Te Mirumiru binds within its walls Maori traditions on the creation of life, and modern, energy-efficient design. This early childhood centre in New Zealand is a beautiful ode to mother earth and our deep connection with her.
Many a traditional folktale talks about the profoundly positive energy that can be drawn from Earth. This single thought has inspired, shaped and reinforced the character of the Te Mirumiru project in Kawakawa, Northland, New Zealand.
This building may be a concrete hunk built to house an early childhood centre, but its spiritual pre-disposition dominated every step of its conception and construction.

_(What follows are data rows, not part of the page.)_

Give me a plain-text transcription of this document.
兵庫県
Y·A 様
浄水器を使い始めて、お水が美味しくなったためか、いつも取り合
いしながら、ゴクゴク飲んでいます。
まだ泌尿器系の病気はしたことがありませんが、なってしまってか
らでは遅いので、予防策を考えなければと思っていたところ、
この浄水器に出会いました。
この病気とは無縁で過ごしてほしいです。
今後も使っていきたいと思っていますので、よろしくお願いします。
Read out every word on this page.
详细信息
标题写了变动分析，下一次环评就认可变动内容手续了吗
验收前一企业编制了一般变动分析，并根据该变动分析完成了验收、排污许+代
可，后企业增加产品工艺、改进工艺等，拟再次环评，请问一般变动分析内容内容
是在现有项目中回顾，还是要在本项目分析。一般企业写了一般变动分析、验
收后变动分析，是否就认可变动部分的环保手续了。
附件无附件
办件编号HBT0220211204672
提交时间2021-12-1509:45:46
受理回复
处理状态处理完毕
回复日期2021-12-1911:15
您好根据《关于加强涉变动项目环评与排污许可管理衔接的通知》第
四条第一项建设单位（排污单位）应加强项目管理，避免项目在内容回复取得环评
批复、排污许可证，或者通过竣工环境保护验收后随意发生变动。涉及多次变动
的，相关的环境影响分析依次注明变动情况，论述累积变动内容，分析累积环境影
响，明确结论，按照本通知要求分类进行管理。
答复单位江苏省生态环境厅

Collingridge and Smith Architects (CASA) have conjured up a place that safeguards and nurtures the ‘spirit’ of this location, a ‘house of earth’ that is an ode to the source of all life. Every turn and cut and accent on this property has a story that finds a link to the fondest Maori traditions.
The most structurally resonant of these stories is the one which relates that all life is born from Papatuanuku (Mother Earth) under the sea, with the New Zealand islands being placentas from her womb. The Maoris are tied to the land they are born on – viscerally and spiritually.
Te Mirumiru is a warehouse of eco-friendly and unassuming totems, with a delightful feminine quality to everything from shape to substance. The whole structure apes the complex curvature of a womb, and imagines its interiors as residents of this ensconce.
The building lies cosy in the embrace of a natural green roof and coat; its entrance looking like the opening of a birth canal faces a road that looks fated to be empty. The backyard, decorated with conch-shaped grass spots and sinewy wooden fences, shares ground with dreamy birches. This is the place where in the future ‘l’enfant sauvages’ will come to be tutored gently.
One of the Maori concepts that inspire Te Mirumiru’s close connect with the phenomenon of life-creation is the term ‘whenua’, which can mean both ‘land’ and ‘placenta’. In Maori culture, burying one’s placenta in the earth is a fond tradition that cements a person’s link to the place she/he is born on.
Te Mirumiru has been designed to also be superbly energy efficient. The natural roofing and the concrete below play fool with the seasons and keep the indoors warm during winters and cool during summers, thanks to an intelligent ventilation system.
The double glazed façade faces away from the street, and invites warmth and breeze depending on what the weather demands. Water is brilliantly managed by reducing run-offs to the minimum – the roof and the grass retain rainwater, while all excess is stored in a tank and used to flush toilets. Solar panels and under-floor heating cut out the use of fossil fuels to almost nothing.
The exterior’s natural carnival sweeps into the building as well – the entire place is flushed with sunlight and breeze; shadows creating charming patterns on the floor and walls.
The furniture is dominated by thick, resolute pieces of wood, which form the wardrobes and the shelves for soft toys, as well as act as bulwarks for the roof. Some of the walls sport stone tiles and the cushions remain monotone in commitment. No one needs to worry if colours are absent in this scheme; they will come – stuck on chart papers and shaped out of crepe stationery handled by young hands.
Light becomes coy in the corridor spaces of this building. Accented by conical wooden shapes, the walls in these parts of the structure hide warm light fixtures in their belly, letting out only the required amount of ethereal illumination.
In the misty surroundings of this northern spot in New Zealand, the Te Mirumiru building is a romantic lounger, languorously snuggled under a green quilt.
That this design was inspired by something as fundamental as one’s connection to one’s mother, elevates the aura of the building beyond just the materials it is made out of. Its rooms resonate with serenity; there are no jarring colours or fancy contour details here.
Kawakawa is a speck of a town populated by 1,300 odd people. So, what really is in ample supply is sheer space, clean air and lots of natural beauty. Te Mirumiru celebrates all of this, and to good measure.